If there are times when it’s a bad idea to try and process bad news, then there must be times when it’s actually a good idea. Sounds strange, but thinking it through, it makes since. But what does a good time for bad news look like? I mean, no one really wants a good time to come to and end. I can’t picture me saying, “Yeah, that’s about enough of this family good-time crap—someone bring on the misery.” So how does this work?

I think it’s somewhat relative. If I’m having a good time with my wife and kids, I wouldn’t want to receive the sort of news that would specifically conclude that good time. But if in the same good-time scenario someone points out that one of our spare home computers just experienced a catastrophic crash, well then phooey, but I can still have a good time with my family. One doesn’t threaten the other really—that is unless I choose to let it, which is another point to consider in this; choice.

In the family-time scenario, I could choose to get all grumpy at the bad news about the spare computer, letting my subconscious become so preoccupied with the anticipation of fighting with baffling software complications that I resolve to excusing myself from the group to address the problem. Or I could choose to stay focused on the joy of being with my family and let the computer issue worry about itself until I’m ready. Choice is the key here.

All in all, I think in this scenario and others like it, it’s considered a good time for bad news because the good time I’m having with my family isn’t directly affected and I can choose to think on and deal with the issue at another time. What’s more, I think these elements of relativity and choice are present with most situations. We can’t always depict how the bad news we’re presented with relates to the good time we’re presently experiencing, but the wisest of men and woman would tell us that we always have a choice in how we decide to address life’s challenges.

By the way, for me, right now is an okay time for bad news. But that’s another post.

1 comment:

  1. The issue of trying to time the delivery of bad news only arises when the messenger worries about the effect the bad news will have on the recipient and wants to delay delivering the news until it's a good time. Usually this is because the recipient is already having a bad time or is not in a good mood and the messenger doesn't want to make things worse for the recipient. (It could also be because the messenger is afraid of reprisal.)

    When the recipient is doing better, the messenger won't want to spoil the recipient's good mood & will wait for a better time. Next thing you know, life is going badly for the recipient so ....
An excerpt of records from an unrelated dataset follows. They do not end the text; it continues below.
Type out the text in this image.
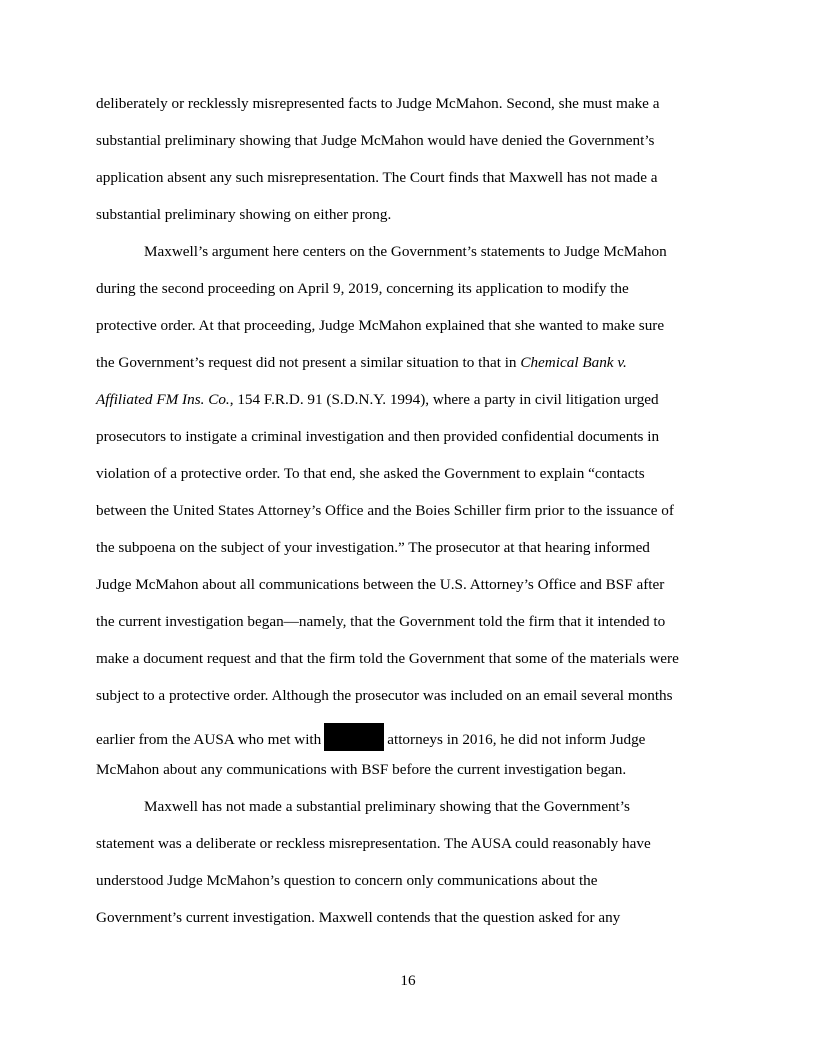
deliberately or recklessly misrepresented facts to Judge McMahon. Second, she must make a
substantial preliminary showing that Judge McMahon would have denied the Government’s
application absent any such misrepresentation. The Court finds that Maxwell has not made a
substantial preliminary showing on either prong.
Maxwell’s argument here centers on the Government’s statements to Judge McMahon
during the second proceeding on April 9, 2019, concerning its application to modify the
protective order. At that proceeding, Judge McMahon explained that she wanted to make sure
the Government’s request did not present a similar situation to that in Chemical Bank v.
Affiliated FM Ins. Co., 154 F.R.D. 91 (S.D.N.Y. 1994), where a party in civil litigation urged
prosecutors to instigate a criminal investigation and then provided confidential documents in
violation of a protective order. To that end, she asked the Government to explain “contacts
between the United States Attorney’s Office and the Boies Schiller firm prior to the issuance of
the subpoena on the subject of your investigation.” The prosecutor at that hearing informed
Judge McMahon about all communications between the U.S. Attorney’s Office and BSF after
the current investigation began—namely, that the Government told the firm that it intended to
make a document request and that the firm told the Government that some of the materials were
subject to a protective order. Although the prosecutor was included on an email several months
earlier from the AUSA who met with	attorneys in 2016, he did not inform Judge
McMahon about any communications with BSF before the current investigation began.
Maxwell has not made a substantial preliminary showing that the Government’s
statement was a deliberate or reckless misrepresentation. The AUSA could reasonably have
understood Judge McMahon’s question to concern only communications about the
Government’s current investigation. Maxwell contends that the question asked for any
16
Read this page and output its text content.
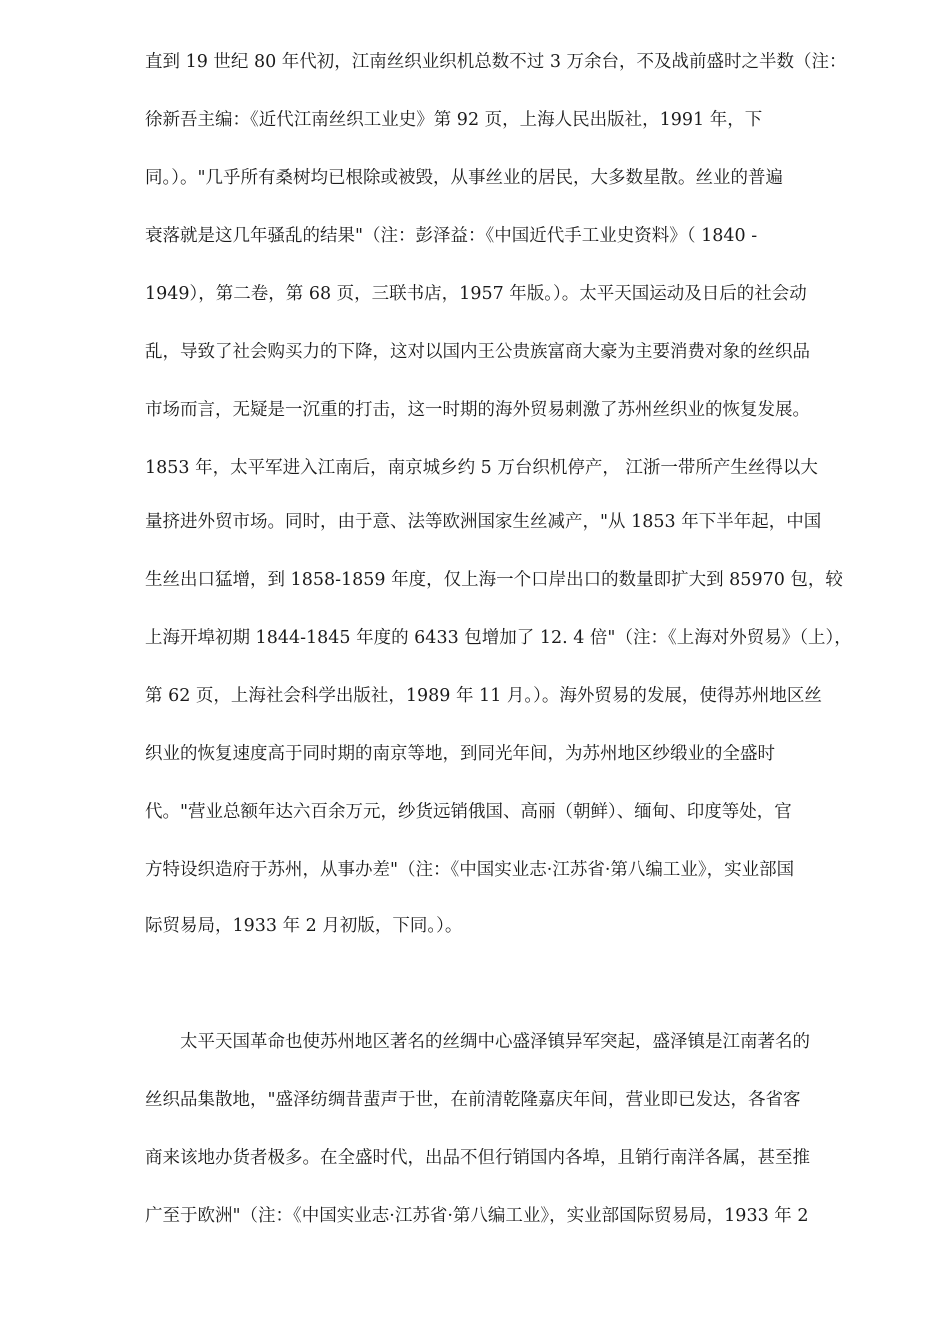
直到 19 世纪 80 年代初，江南丝织业织机总数不过 3 万余台，不及战前盛时之半数（注：
徐新吾主编：《近代江南丝织工业史》第 92 页，上海人民出版社，1991 年，下
同。）。"几乎所有桑树均已根除或被毁，从事丝业的居民，大多数星散。丝业的普遍
衰落就是这几年骚乱的结果"（注：彭泽益：《中国近代手工业史资料》（ 1840 -
1949），第二卷，第 68 页，三联书店，1957 年版。）。太平天国运动及日后的社会动
乱，导致了社会购买力的下降，这对以国内王公贵族富商大豪为主要消费对象的丝织品
市场而言，无疑是一沉重的打击，这一时期的海外贸易刺激了苏州丝织业的恢复发展。
1853 年，太平军进入江南后，南京城乡约 5 万台织机停产， 江浙一带所产生丝得以大
量挤进外贸市场。同时，由于意、法等欧洲国家生丝减产，"从 1853 年下半年起，中国
生丝出口猛增，到 1858-1859 年度，仅上海一个口岸出口的数量即扩大到 85970 包，较
上海开埠初期 1844-1845 年度的 6433 包增加了 12. 4 倍"（注：《上海对外贸易》（上），
第 62 页，上海社会科学出版社，1989 年 11 月。）。海外贸易的发展，使得苏州地区丝
织业的恢复速度高于同时期的南京等地，到同光年间，为苏州地区纱缎业的全盛时
代。"营业总额年达六百余万元，纱货远销俄国、高丽（朝鲜）、缅甸、印度等处，官
方特设织造府于苏州，从事办差"（注：《中国实业志·江苏省·第八编工业》，实业部国
际贸易局，1933 年 2 月初版，下同。）。
太平天国革命也使苏州地区著名的丝绸中心盛泽镇异军突起，盛泽镇是江南著名的
丝织品集散地，"盛泽纺绸昔蜚声于世，在前清乾隆嘉庆年间，营业即已发达，各省客
商来该地办货者极多。在全盛时代，出品不但行销国内各埠，且销行南洋各属，甚至推
广至于欧洲"（注：《中国实业志·江苏省·第八编工业》，实业部国际贸易局，1933 年 2
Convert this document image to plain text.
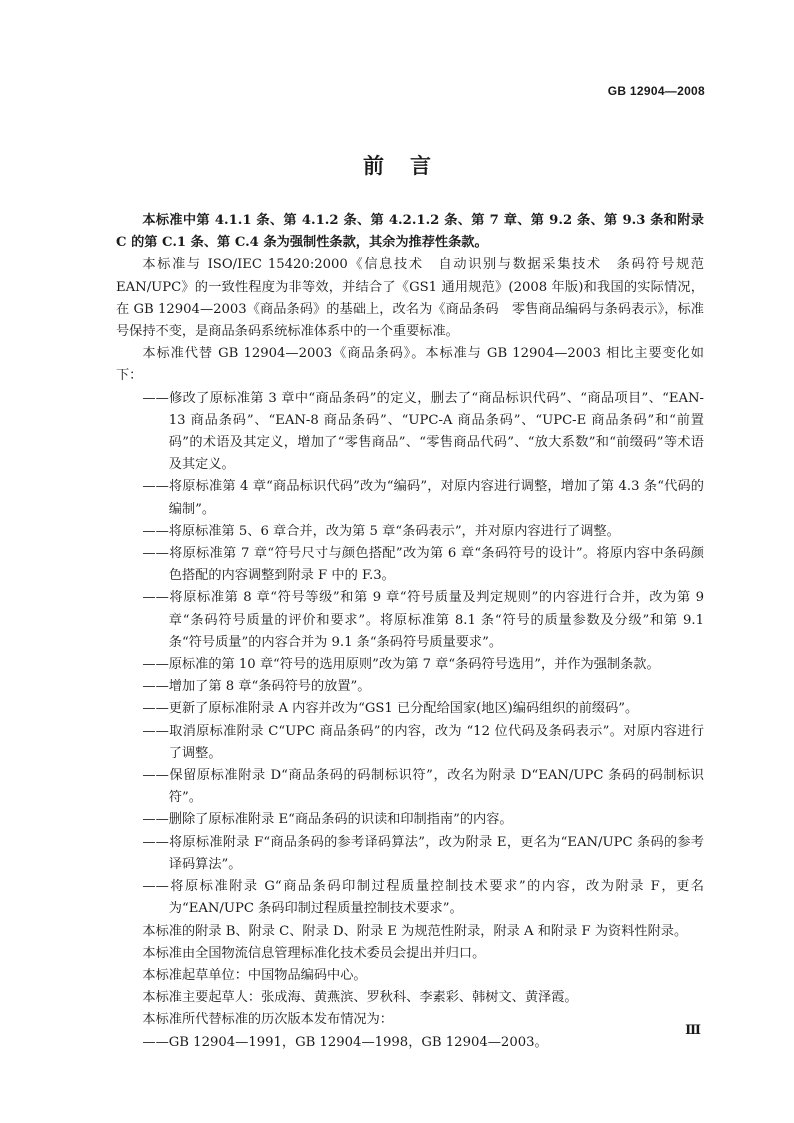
GB 12904—2008
前言

本标准中第 4.1.1 条、第 4.1.2 条、第 4.2.1.2 条、第 7 章、第 9.2 条、第 9.3 条和附录 C 的第 C.1 条、第 C.4 条为强制性条款，其余为推荐性条款。

本标准与 ISO/IEC 15420:2000《信息技术　自动识别与数据采集技术　条码符号规范　EAN/UPC》的一致性程度为非等效，并结合了《GS1 通用规范》(2008 年版)和我国的实际情况，在 GB 12904—2003《商品条码》的基础上，改名为《商品条码　零售商品编码与条码表示》，标准号保持不变，是商品条码系统标准体系中的一个重要标准。

本标准代替 GB 12904—2003《商品条码》。本标准与 GB 12904—2003 相比主要变化如下：

——修改了原标准第 3 章中“商品条码”的定义，删去了“商品标识代码”、“商品项目”、“EAN-13 商品条码”、“EAN-8 商品条码”、“UPC-A 商品条码”、“UPC-E 商品条码”和“前置码”的术语及其定义，增加了“零售商品”、“零售商品代码”、“放大系数”和“前缀码”等术语及其定义。

——将原标准第 4 章“商品标识代码”改为“编码”，对原内容进行调整，增加了第 4.3 条“代码的编制”。

——将原标准第 5、6 章合并，改为第 5 章“条码表示”，并对原内容进行了调整。

——将原标准第 7 章“符号尺寸与颜色搭配”改为第 6 章“条码符号的设计”。将原内容中条码颜色搭配的内容调整到附录 F 中的 F.3。

——将原标准第 8 章“符号等级”和第 9 章“符号质量及判定规则”的内容进行合并，改为第 9 章“条码符号质量的评价和要求”。将原标准第 8.1 条“符号的质量参数及分级”和第 9.1 条“符号质量”的内容合并为 9.1 条“条码符号质量要求”。

——原标准的第 10 章“符号的选用原则”改为第 7 章“条码符号选用”，并作为强制条款。

——增加了第 8 章“条码符号的放置”。

——更新了原标准附录 A 内容并改为“GS1 已分配给国家(地区)编码组织的前缀码”。

——取消原标准附录 C“UPC 商品条码”的内容，改为 “12 位代码及条码表示”。对原内容进行了调整。

——保留原标准附录 D“商品条码的码制标识符”，改名为附录 D“EAN/UPC 条码的码制标识符”。

——删除了原标准附录 E“商品条码的识读和印制指南”的内容。

——将原标准附录 F“商品条码的参考译码算法”，改为附录 E，更名为“EAN/UPC 条码的参考译码算法”。

——将原标准附录 G“商品条码印制过程质量控制技术要求”的内容，改为附录 F，更名为“EAN/UPC 条码印制过程质量控制技术要求”。

本标准的附录 B、附录 C、附录 D、附录 E 为规范性附录，附录 A 和附录 F 为资料性附录。

本标准由全国物流信息管理标准化技术委员会提出并归口。

本标准起草单位：中国物品编码中心。

本标准主要起草人：张成海、黄燕滨、罗秋科、李素彩、韩树文、黄泽霞。

本标准所代替标准的历次版本发布情况为：

——GB 12904—1991，GB 12904—1998，GB 12904—2003。

Ⅲ
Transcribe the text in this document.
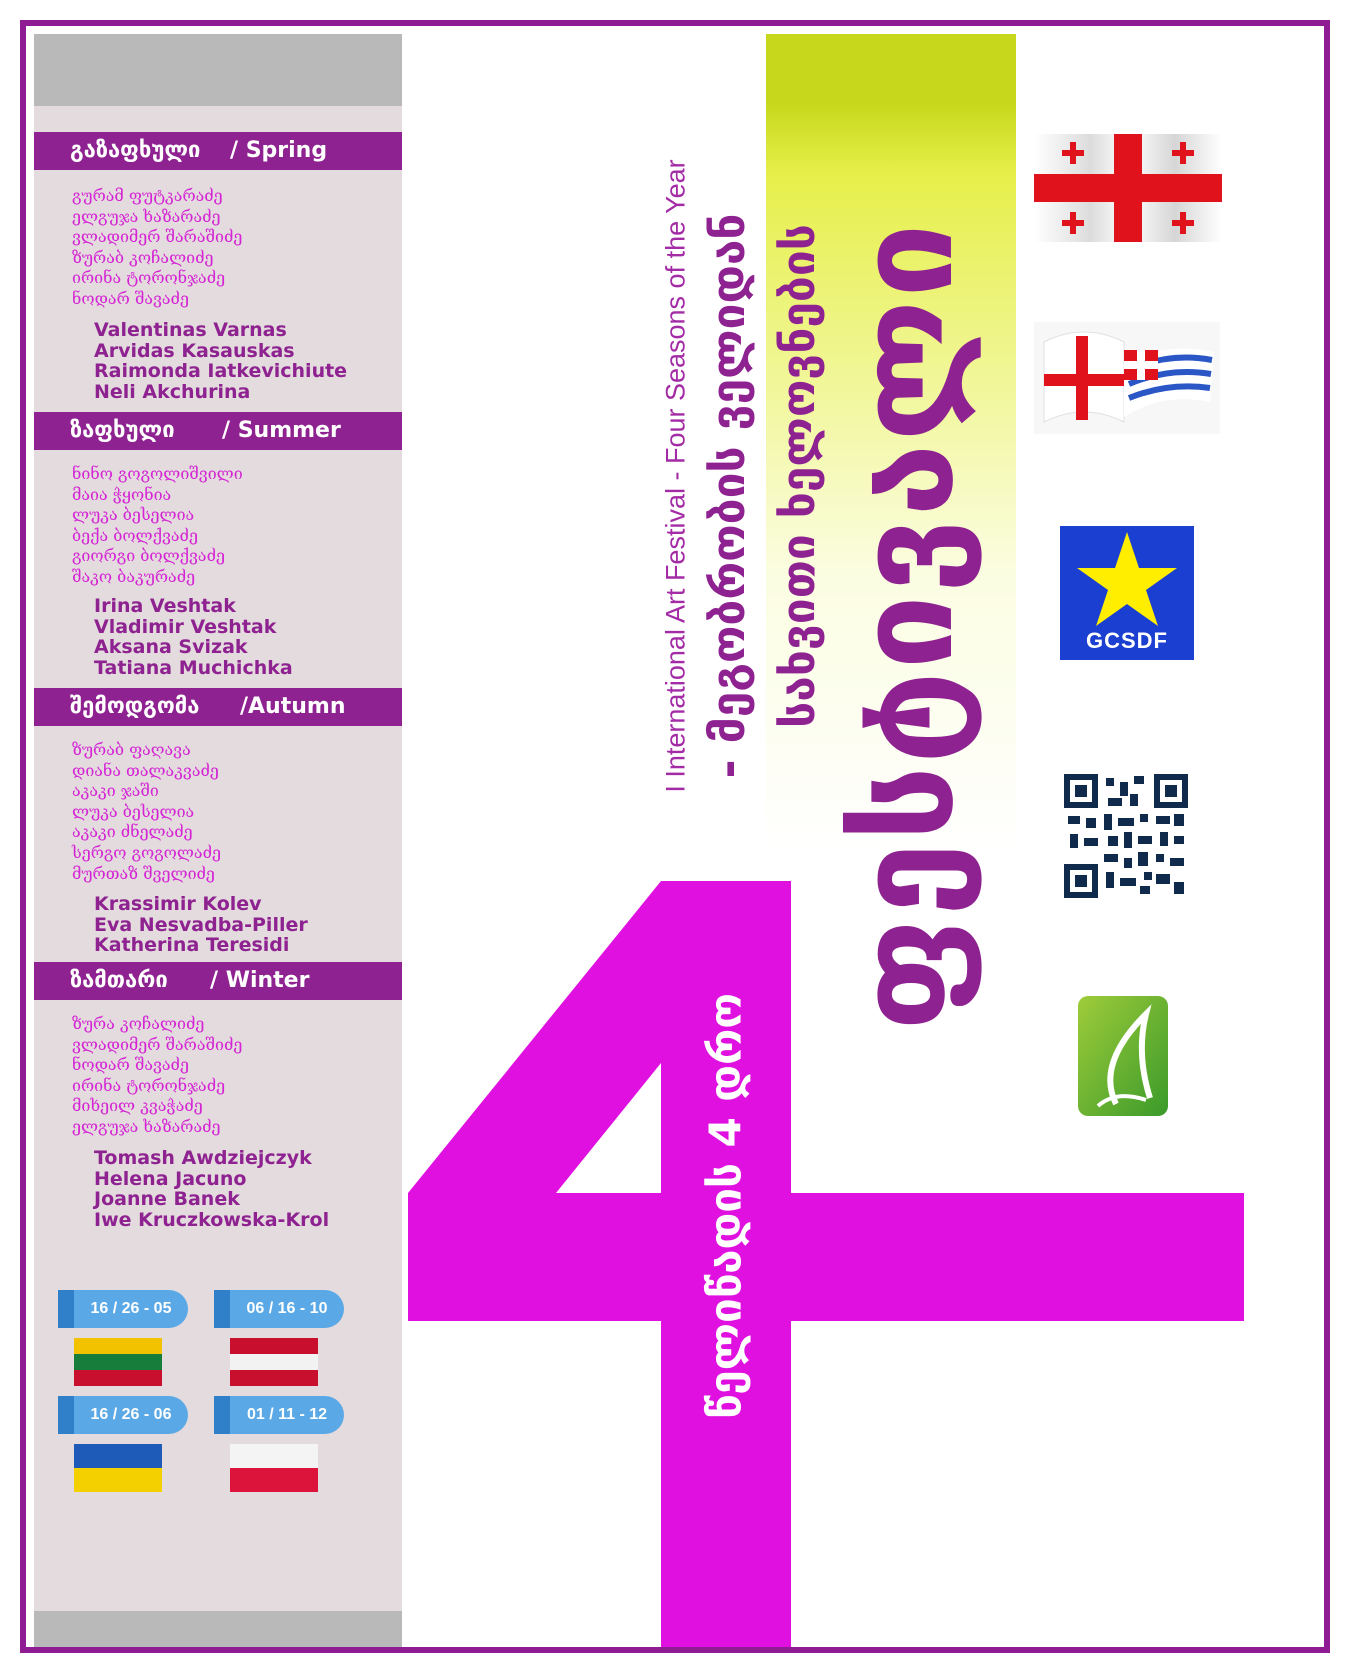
გაზაფხული / Spring
გურამ ფუტკარაძე
ელგუჯა ხაზარაძე
ვლადიმერ შარაშიძე
ზურაბ კოჩალიძე
ირინა ტორონჯაძე
ნოდარ შავაძე
Valentinas Varnas
Arvidas Kasauskas
Raimonda Iatkevichiute
Neli Akchurina
ზაფხული / Summer
ნინო გოგოლიშვილი
მაია ჭყონია
ლუკა ბესელია
ბექა ბოლქვაძე
გიორგი ბოლქვაძე
შაკო ბაკურაძე
Irina Veshtak
Vladimir Veshtak
Aksana Svizak
Tatiana Muchichka
შემოდგომა /Autumn
ზურაბ ფაღავა
დიანა თალაკვაძე
აკაკი ჯაში
ლუკა ბესელია
აკაკი ძნელაძე
სერგო გოგოლაძე
მურთაზ შველიძე
Krassimir Kolev
Eva Nesvadba-Piller
Katherina Teresidi
ზამთარი / Winter
ზურა კოჩალიძე
ვლადიმერ შარაშიძე
ნოდარ შავაძე
ირინა ტორონჯაძე
მიხეილ კვაჭაძე
ელგუჯა ხაზარაძე
Tomash Awdziejczyk
Helena Jacuno
Joanne Banek
Iwe Kruczkowska-Krol
16 / 26 - 05	06 / 16 - 10
16 / 26 - 06	01 / 11 - 12
I International Art Festival - Four Seasons of the Year - მეგობრობის ველიდან სახვითი ხელოვნების
წელიწადის 4 დრო
ფესტივალი	GCSDF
    If in the context of the recipient's life, it is not a big deal and won't affect the recipient's mood, then the messenger doesn't worry about timing the delivery, and, in a way, the news isn't really all that bad.

    It's not a matter of "when is it a good time to receive bad news?" If the recipient knows there is bad news to be received, he or she likely won't want to wait, and even if the recipient tries to wait, he or she will be unable to avoid worrying about the unspecified bad news. This will ruin the recipient's mood and so the messenger won't give him or her a choice, but must decide "when is it a good time to deliver the bad news?"

    You are right that the recipient can choose how to handle the bad news; but it is the messenger who is trying to gauge how the recipient will be affected by the bad news.

    Since there is no really good time to deliver bad news, the messenger will keep putting off the delivery and this will make things worse; either conditions will deteriorate and the delivery of the news will be worse, or the recipient will be upset about being kept in the dark. So really, there is no "good time" and the messenger should deliver it as soon as possible.

    This honors what you have rightfully pointed out is the recipient's right to choose how to deal with the bad news.

    I've recently been thinking a lot about that expression & just happened to have found your thoughtful entry with google.